Qualitative data is defined as information that can be observed and recorded, but which cannot be quantified or measured. This type of data is often used in fields such as sociology, psychology, and anthropology, where researchers are interested in understanding human behavior. In the text analytics industry, qualitative data is often used to understand the sentiment of a customer or to identify the topics that are most important to them.
Qualitative data is often contrasted with quantitative data, which is information that can be quantified or measured. Quantitative data is often used in fields such as business, economics, and engineering, where researchers are interested in understanding trends and relationships between variables. In the text analytics industry, quantitative data is often used to measure the frequency of certain words or phrases or to calculate overall sentiment scores.
So while qualitative and quantitative data both play important roles in text analytics, they are used for different purposes. Qualitative data helps us understand the why behind customer behavior, while quantitative data helps us understand the what and how.
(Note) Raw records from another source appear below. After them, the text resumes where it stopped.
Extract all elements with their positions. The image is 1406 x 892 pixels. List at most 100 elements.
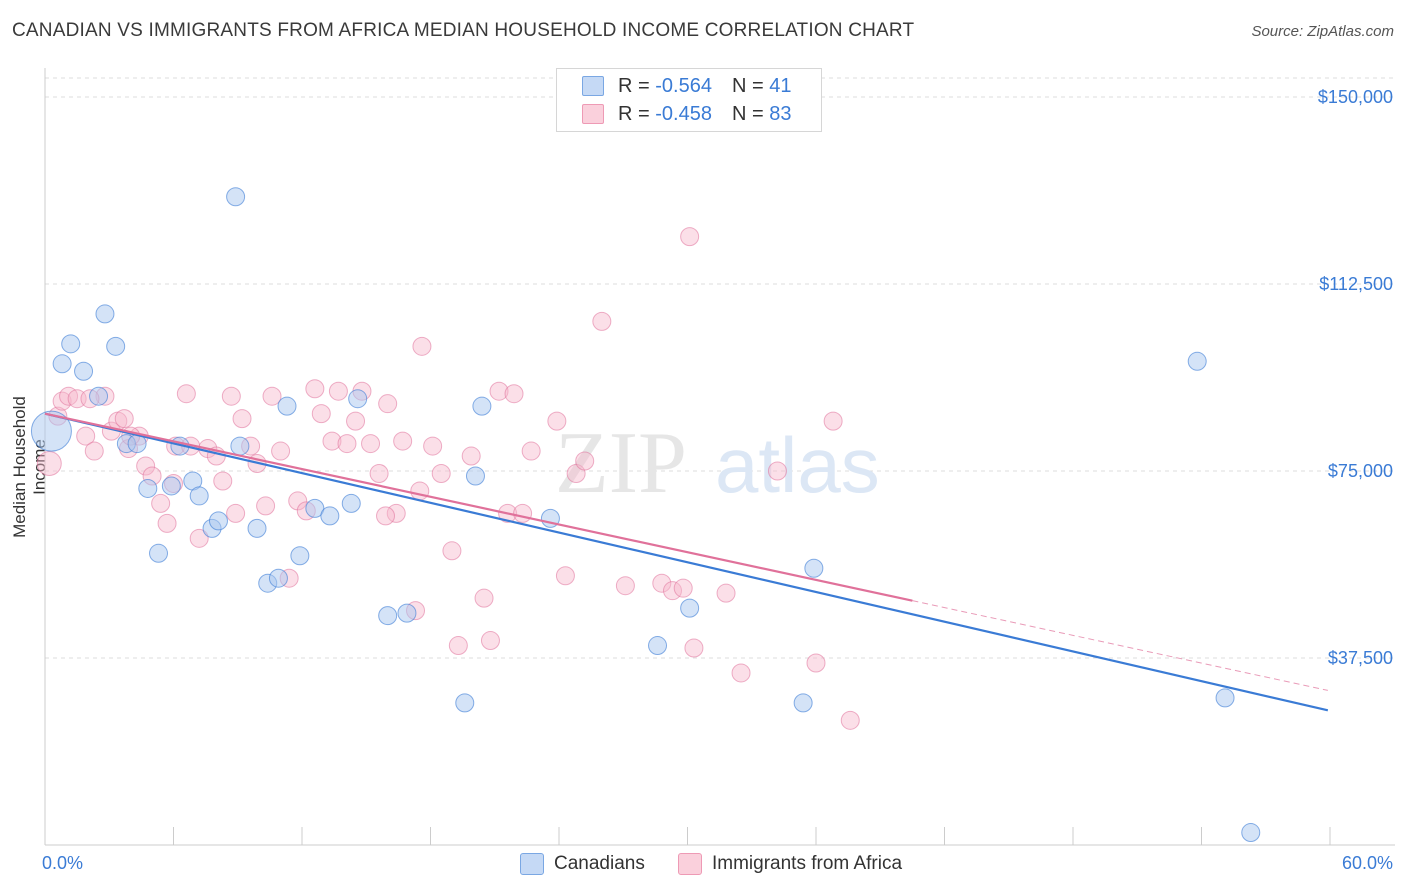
legend-item-africa[interactable]: Immigrants from Africa (678, 852, 902, 876)
data-point-canadians (341, 493, 361, 513)
data-point-africa (412, 336, 432, 356)
data-point-canadians (161, 476, 181, 496)
series-africa-points (36, 227, 860, 730)
data-point-africa (767, 461, 787, 481)
data-point-canadians (455, 693, 475, 713)
data-point-africa (806, 653, 826, 673)
data-point-africa (256, 496, 276, 516)
data-point-africa (504, 384, 524, 404)
legend-r-value: -0.564 (655, 74, 712, 97)
data-point-africa (547, 411, 567, 431)
axes (44, 68, 1395, 846)
data-point-africa (673, 578, 693, 598)
chart-title: CANADIAN VS IMMIGRANTS FROM AFRICA MEDIA… (12, 20, 915, 41)
watermark-zip: ZIP (555, 415, 687, 512)
data-point-africa (461, 446, 481, 466)
data-point-canadians (95, 304, 115, 324)
data-point-africa (136, 456, 156, 476)
data-point-africa (376, 506, 396, 526)
data-point-africa (36, 451, 62, 477)
legend-r-value: -0.458 (655, 102, 712, 125)
data-point-africa (84, 441, 104, 461)
data-point-africa (592, 311, 612, 331)
data-point-canadians (305, 498, 325, 518)
data-point-canadians (680, 598, 700, 618)
data-point-canadians (268, 568, 288, 588)
data-point-africa (442, 541, 462, 561)
data-point-africa (369, 463, 389, 483)
data-point-africa (262, 386, 282, 406)
y-tick-label: $150,000 (1318, 87, 1393, 107)
data-point-africa (513, 503, 533, 523)
data-point-canadians (793, 693, 813, 713)
data-point-africa (615, 576, 635, 596)
legend-item-canadians[interactable]: Canadians (520, 852, 645, 876)
legend-r-label: R = (618, 74, 650, 97)
data-point-africa (311, 404, 331, 424)
data-point-canadians (1187, 351, 1207, 371)
tick-labels: $37,500 $75,000 $112,500 $150,000 0.0% 60.0% (42, 87, 1393, 873)
trend-line-africa-extension (912, 600, 1328, 691)
data-point-canadians (277, 396, 297, 416)
x-tick-label: 0.0% (42, 853, 83, 873)
y-tick-label: $37,500 (1328, 648, 1393, 668)
data-point-africa (410, 481, 430, 501)
data-point-africa (361, 434, 381, 454)
trend-line-canadians (44, 412, 1329, 712)
legend-n-label: N = (731, 102, 764, 125)
data-point-canadians (30, 410, 72, 452)
legend-row-canadians: R = -0.564 N = 41 (582, 75, 791, 97)
data-point-africa (823, 411, 843, 431)
legend-swatch-africa (678, 853, 702, 875)
data-point-africa (378, 394, 398, 414)
data-point-africa (731, 663, 751, 683)
data-point-africa (474, 588, 494, 608)
data-point-africa (393, 431, 413, 451)
data-point-africa (213, 471, 233, 491)
data-point-canadians (189, 486, 209, 506)
x-tick-label: 60.0% (1342, 853, 1393, 873)
data-point-canadians (648, 636, 668, 656)
y-tick-label: $112,500 (1319, 274, 1393, 294)
legend-row-africa: R = -0.458 N = 83 (582, 103, 791, 125)
legend-n-label: N = (731, 74, 764, 97)
data-point-canadians (465, 466, 485, 486)
legend-swatch-canadians (520, 853, 544, 875)
data-point-canadians (74, 361, 94, 381)
data-point-canadians (230, 436, 250, 456)
legend-swatch-africa (582, 104, 604, 124)
source-label: Source: ZipAtlas.com (1251, 23, 1394, 40)
data-point-canadians (61, 334, 81, 354)
data-point-africa (114, 409, 134, 429)
data-point-africa (189, 528, 209, 548)
data-point-africa (431, 463, 451, 483)
correlation-legend: R = -0.564 N = 41 R = -0.458 N = 83 (556, 68, 822, 132)
watermark-atlas: atlas (715, 421, 880, 509)
trend-line-africa (44, 412, 913, 602)
legend-label-africa: Immigrants from Africa (712, 853, 903, 874)
data-point-canadians (397, 603, 417, 623)
data-point-africa (575, 451, 595, 471)
y-tick-label: $75,000 (1328, 461, 1393, 481)
data-point-canadians (52, 354, 72, 374)
data-point-canadians (472, 396, 492, 416)
data-point-africa (52, 391, 72, 411)
data-point-canadians (320, 506, 340, 526)
data-point-canadians (226, 187, 246, 207)
data-point-africa (232, 409, 252, 429)
data-point-africa (521, 441, 541, 461)
legend-n-value: 41 (769, 74, 792, 97)
data-point-africa (176, 384, 196, 404)
data-point-canadians (1215, 688, 1235, 708)
data-point-africa (305, 379, 325, 399)
data-point-africa (423, 436, 443, 456)
data-point-africa (322, 431, 342, 451)
data-point-canadians (378, 606, 398, 626)
data-point-africa (271, 441, 291, 461)
data-point-africa (684, 638, 704, 658)
data-point-africa (716, 583, 736, 603)
data-point-canadians (138, 478, 158, 498)
series-canadians-points (30, 187, 1261, 843)
data-point-canadians (1241, 823, 1261, 843)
Systematic Approach to Qualitative research
There are a number of different approaches to qualitative research, but all share a common goal: to understand human behavior. The most common approach is called ethnography, which involves observing and recording people’s behavior in naturalistic settings. Other approaches include case study research, grounded theory, and phenomenology.
Qualitative data can be collected in a number of different ways, including interviews, focus groups, observation, and document analysis. Researchers often use multiple methods to collect data, as this can help them to triangulate their findings and get a more complete picture of the phenomenon under study.
Qualitative data is usually analyzed using methods such as content analysis or thematic analysis. These methods involve breaking down the data into smaller pieces (codes) and then looking for patterns and themes.
Qualitative data can be very helpful in understanding customer behavior. However, it is important to remember that qualitative data is subjective and can be open to interpretation. Therefore, it is important to use qualitative data alongside other forms of data, such as quantitative data, to get a more complete picture of customer behavior.